Nicht Disneyland, sondern eher das alternative Theater hat Pate gestanden. Schon beim ziellosen Schlendern über das Forumsgelände fühlt man sich wie auf einem Multikulti-Jahrmarkt für gehobene Ansprüche. Mal zieht eine brasilianische Theatergruppen mit Candomblé-Kostümen auf Stelzen vorbei. Dann wieder geben sich im Hafenbecken riesige aufblasbare Puppen, die „Fantótems“, ein lautstarkes Stelldichein auf Katalanisch. Oder eine Armada aus Rieseninsekten bahnt sich den Weg.
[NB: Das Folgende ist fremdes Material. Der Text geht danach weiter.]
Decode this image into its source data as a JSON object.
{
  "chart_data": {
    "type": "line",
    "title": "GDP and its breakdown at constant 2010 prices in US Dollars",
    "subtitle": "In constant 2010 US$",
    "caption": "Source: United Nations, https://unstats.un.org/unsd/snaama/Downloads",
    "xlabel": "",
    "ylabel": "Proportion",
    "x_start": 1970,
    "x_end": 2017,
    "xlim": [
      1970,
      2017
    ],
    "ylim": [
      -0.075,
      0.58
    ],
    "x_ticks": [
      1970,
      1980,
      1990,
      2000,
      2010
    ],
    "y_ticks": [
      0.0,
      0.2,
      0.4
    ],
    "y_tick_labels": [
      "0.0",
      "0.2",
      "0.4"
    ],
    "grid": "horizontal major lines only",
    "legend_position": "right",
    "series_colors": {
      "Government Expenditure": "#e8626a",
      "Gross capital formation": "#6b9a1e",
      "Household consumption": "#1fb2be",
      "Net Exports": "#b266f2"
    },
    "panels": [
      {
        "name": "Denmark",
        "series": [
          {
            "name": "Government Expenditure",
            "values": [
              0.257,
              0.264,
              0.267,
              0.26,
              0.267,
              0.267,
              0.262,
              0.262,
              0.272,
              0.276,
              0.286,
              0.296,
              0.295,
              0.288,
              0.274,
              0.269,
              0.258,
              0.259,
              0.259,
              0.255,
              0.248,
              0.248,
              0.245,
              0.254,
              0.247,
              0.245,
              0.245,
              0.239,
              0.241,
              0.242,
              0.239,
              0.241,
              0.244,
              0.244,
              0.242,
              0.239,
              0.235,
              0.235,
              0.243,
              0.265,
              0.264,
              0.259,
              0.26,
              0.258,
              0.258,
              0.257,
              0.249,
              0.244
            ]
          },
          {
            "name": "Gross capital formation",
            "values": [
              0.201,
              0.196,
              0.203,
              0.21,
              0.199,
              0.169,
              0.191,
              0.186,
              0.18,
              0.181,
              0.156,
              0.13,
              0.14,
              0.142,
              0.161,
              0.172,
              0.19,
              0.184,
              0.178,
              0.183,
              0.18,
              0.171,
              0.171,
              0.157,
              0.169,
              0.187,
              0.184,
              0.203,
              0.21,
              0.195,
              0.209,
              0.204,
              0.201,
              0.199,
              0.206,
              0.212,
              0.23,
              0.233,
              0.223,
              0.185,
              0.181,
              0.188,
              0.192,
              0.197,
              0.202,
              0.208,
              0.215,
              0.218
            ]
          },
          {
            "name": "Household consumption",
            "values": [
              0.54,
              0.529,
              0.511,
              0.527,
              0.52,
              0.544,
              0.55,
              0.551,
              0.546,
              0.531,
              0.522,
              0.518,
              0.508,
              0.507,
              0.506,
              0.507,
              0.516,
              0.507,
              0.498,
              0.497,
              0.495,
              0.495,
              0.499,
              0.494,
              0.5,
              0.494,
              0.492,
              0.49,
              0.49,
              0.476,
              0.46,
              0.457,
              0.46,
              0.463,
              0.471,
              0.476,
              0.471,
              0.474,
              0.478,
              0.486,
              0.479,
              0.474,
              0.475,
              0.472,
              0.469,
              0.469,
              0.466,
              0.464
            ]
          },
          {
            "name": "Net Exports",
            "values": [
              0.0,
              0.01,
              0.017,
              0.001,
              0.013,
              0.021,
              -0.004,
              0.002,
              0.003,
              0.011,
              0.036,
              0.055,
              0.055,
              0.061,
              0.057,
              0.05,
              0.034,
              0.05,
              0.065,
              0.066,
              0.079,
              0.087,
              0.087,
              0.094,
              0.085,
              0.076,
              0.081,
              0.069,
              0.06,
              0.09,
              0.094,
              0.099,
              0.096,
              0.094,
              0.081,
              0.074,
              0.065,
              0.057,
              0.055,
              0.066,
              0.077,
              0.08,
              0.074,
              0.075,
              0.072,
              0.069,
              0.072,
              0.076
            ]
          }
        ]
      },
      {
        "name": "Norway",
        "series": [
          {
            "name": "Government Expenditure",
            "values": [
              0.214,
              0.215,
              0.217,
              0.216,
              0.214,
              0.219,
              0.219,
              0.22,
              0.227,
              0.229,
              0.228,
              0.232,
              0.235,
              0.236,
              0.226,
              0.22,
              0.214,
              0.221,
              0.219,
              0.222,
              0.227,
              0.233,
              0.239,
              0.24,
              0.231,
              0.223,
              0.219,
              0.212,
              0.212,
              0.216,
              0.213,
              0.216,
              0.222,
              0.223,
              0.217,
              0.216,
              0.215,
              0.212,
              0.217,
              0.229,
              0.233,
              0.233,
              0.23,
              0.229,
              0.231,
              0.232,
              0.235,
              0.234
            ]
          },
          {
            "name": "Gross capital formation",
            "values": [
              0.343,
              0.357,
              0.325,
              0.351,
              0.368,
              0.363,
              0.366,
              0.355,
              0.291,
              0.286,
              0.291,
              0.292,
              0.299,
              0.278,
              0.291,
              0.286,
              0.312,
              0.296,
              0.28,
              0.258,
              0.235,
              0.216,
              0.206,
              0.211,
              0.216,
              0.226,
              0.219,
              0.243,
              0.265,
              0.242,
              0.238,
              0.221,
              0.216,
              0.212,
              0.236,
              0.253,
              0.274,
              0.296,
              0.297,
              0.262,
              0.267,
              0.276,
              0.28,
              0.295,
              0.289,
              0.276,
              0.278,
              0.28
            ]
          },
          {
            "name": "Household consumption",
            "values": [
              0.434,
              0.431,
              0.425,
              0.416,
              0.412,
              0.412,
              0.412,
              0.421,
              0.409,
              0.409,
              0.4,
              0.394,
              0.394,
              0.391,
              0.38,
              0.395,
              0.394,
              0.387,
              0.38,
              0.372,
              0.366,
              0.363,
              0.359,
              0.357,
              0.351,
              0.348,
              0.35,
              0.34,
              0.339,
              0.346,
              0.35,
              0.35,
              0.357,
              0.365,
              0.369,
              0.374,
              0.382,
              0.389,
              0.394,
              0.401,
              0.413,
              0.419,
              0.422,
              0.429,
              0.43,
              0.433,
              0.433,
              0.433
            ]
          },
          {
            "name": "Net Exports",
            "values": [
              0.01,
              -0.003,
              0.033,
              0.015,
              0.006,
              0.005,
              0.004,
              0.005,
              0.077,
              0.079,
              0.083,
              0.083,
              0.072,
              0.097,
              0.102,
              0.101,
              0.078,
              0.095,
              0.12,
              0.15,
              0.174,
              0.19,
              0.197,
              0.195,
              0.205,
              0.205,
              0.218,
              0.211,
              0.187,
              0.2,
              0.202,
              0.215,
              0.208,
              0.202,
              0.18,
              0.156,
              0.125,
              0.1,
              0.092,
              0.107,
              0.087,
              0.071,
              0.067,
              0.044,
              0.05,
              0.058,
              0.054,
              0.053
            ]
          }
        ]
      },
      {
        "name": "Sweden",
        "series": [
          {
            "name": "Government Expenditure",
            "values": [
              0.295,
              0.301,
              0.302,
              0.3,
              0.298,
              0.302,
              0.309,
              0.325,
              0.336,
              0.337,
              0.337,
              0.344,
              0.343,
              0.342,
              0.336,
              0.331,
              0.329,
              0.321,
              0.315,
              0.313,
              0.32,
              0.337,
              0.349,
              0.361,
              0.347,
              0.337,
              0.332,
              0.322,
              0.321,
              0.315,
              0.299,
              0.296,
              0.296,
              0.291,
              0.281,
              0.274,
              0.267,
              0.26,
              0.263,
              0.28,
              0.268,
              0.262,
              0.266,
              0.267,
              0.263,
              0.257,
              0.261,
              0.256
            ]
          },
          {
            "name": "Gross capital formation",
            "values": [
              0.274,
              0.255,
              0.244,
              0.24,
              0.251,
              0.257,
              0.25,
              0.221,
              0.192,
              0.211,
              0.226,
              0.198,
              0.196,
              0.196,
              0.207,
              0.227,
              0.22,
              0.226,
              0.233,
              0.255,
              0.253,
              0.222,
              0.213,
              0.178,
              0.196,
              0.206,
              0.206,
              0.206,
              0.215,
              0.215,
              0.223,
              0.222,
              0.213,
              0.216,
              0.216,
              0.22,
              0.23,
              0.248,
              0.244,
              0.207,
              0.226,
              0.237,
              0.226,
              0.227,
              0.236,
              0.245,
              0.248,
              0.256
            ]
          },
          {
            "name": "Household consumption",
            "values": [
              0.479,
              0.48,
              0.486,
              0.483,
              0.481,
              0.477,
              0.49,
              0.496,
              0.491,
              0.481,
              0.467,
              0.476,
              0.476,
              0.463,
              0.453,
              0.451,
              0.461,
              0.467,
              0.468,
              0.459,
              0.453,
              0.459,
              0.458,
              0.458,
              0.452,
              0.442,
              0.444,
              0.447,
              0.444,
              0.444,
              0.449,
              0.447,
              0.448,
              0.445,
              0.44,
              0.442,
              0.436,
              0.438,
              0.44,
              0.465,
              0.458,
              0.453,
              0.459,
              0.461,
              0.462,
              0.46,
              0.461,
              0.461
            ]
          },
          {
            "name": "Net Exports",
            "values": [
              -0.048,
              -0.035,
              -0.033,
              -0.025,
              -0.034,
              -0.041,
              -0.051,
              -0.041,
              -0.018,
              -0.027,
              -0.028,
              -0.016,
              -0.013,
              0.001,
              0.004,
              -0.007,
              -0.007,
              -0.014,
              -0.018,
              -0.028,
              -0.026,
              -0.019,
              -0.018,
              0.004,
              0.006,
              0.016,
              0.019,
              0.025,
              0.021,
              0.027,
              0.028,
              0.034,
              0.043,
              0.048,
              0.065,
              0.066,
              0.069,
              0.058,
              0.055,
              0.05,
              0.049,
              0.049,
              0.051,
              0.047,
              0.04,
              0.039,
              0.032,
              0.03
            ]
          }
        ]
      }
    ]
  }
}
Die geflügelten Monster werden, ganz ökologisch nachhaltig, von Muskelkraft vorangetrieben. In ihren metallenen Unterkörpern sitzen schwarz gekleidete menschliche Gestalten und strampeln sich ab.

Mehrmals am Tag schlägt auf einer Freiluftbühne die Stunde des „Giganten der sieben Meere“, eines riesigen ockerfarbenen Monstrums aus Metall und Pappmaschee. Die Show, die um das Thema Meeresverschmutzung kreist, bietet allerdings einen etwas konfusen Mix aus Gesellschaftskritik und akrobatischen Schauwerten. Sollen die Artisten, die auf knatternden Motorrädern über die Bühne heizen, als Öko-Buhmänner vorgeführt werden? Oder dienen ihre halsbrecherischen Darbietungen primär der Unterhaltung der großen und kleinen Kinder im Publikum? Wahrscheinlich beides.

Klarer ist da schon die Botschaft der bekannten katalanischen Theatergruppe „Els Comediants“, die ebenfalls mehrfach am Tag aufspielt. Ihr naiv-melancholisches Spektakel „Der Baum der Erinnerung“ spielt in einer nicht allzu fernen Zukunft: Die wenigen Überlebenden einer globalen Apokalypse basteln und nageln sich aus Trümmern einen Baum zusammen. Vor den Augen des Publikums entsteht ein wundersames Artefakt mit Blättern aus durchlöcherten smaragdgrünen Schirmchen. Zum Schluss wehen handgepinselte Banderolen im Wind. Auf ihnen stehen in mehreren Sprachen Worte wie „Dialog“, „Freiheit“ und „Zärtlichkeit“. Fast könnte man den „Baum der Erinnerung“ als Metapher für den Charme und die gleichzeitige Begrenztheit all dessen sehen, was nicht organisch gewachsen, sondern lediglich dem Leben nachempfunden ist.

So auch das Forum: ein gigantisches Unterfangen, von oben geplant und gut gemeint. Nun soll der schöpferische Funke überspringen. An Angeboten für fast sämtliche Interessengebiete mangelt es keinesfalls. Allein schon die Ausstellungen auf dem Forumsgelände reißen eine Fülle von Themen an: von der Grabkunst chinesischer Krieger der Xi’an-Ära bis hin zu den Demonstrationen gegen den Irakkrieg, von globaler Sprachenvielfalt bis hin zu Tätowierungskunst, von so genanntem ethischem Banking bis hin zum Leben in den Megastädten des 21. Jahrhunderts.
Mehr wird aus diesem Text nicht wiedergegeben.